We wanted to reach a very broad group across regions, so answers had to be applicable to all locations. For this reason, the questions and answers cannot be as specific as team leaders and their team of operators might wish.

Nevertheless, I believe that feedback gathered via our team leaders didn’t only enable us to understand what their and their teams’ concerns were. In addition, we were able to share some valuable insights with the top management, so they could act on these as well.

Future intentions


By starting this kind of dialogue, we raised expectations, and in 2016, we hope to start more discussions through this format. We are planning on expanding the respondent group from around 10 to 20 team leaders so we are guaranteed (a varied) input.

We also want to apply this model to different topics. To do so, we will have to make sure the topic is cross-country and cross-functional (or perhaps restricted to a specific region) – it has to be relevant for all operators, which is the biggest difficulty we will face.

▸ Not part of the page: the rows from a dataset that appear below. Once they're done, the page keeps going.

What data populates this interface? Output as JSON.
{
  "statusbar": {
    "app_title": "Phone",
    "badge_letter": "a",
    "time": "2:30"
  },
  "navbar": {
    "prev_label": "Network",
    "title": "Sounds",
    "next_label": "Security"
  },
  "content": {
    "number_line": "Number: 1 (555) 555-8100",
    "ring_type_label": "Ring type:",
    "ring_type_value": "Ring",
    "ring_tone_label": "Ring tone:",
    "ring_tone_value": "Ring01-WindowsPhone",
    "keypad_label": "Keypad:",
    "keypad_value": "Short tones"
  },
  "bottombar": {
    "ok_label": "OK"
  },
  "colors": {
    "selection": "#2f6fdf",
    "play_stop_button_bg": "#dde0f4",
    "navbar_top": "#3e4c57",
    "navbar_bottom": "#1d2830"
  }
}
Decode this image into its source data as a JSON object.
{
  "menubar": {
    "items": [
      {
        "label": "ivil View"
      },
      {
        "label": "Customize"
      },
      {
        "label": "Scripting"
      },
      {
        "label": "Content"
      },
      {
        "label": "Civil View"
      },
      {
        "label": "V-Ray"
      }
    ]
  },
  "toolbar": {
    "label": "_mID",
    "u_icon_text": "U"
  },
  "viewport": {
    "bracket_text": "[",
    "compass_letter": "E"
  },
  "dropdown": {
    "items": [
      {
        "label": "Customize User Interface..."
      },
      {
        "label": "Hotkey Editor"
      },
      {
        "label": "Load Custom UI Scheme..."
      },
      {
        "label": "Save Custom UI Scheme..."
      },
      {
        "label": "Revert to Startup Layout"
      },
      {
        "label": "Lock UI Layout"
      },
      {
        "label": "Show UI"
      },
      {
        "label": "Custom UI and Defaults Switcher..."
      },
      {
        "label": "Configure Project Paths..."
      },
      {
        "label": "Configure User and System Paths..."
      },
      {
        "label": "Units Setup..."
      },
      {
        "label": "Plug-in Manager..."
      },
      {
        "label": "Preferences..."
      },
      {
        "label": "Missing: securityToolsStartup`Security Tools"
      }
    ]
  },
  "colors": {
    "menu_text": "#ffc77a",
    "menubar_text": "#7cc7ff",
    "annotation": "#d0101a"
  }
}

Finally, it will be important, in the future, to get more feedback to make sure this format has value and to make sure that we actually choose the hot topics that our staff want to hear about.



Joachim Aaen spent three and a half years working as a communication consultant in an agency before joining industrial enzymes producer Novozymes in 2009. Over the years he has occupied multiple positions within Novozymes’ supply chain focusing on internal communications. For the past two and a half years he has worked as Communications Specialist for the management team in Supply Operations.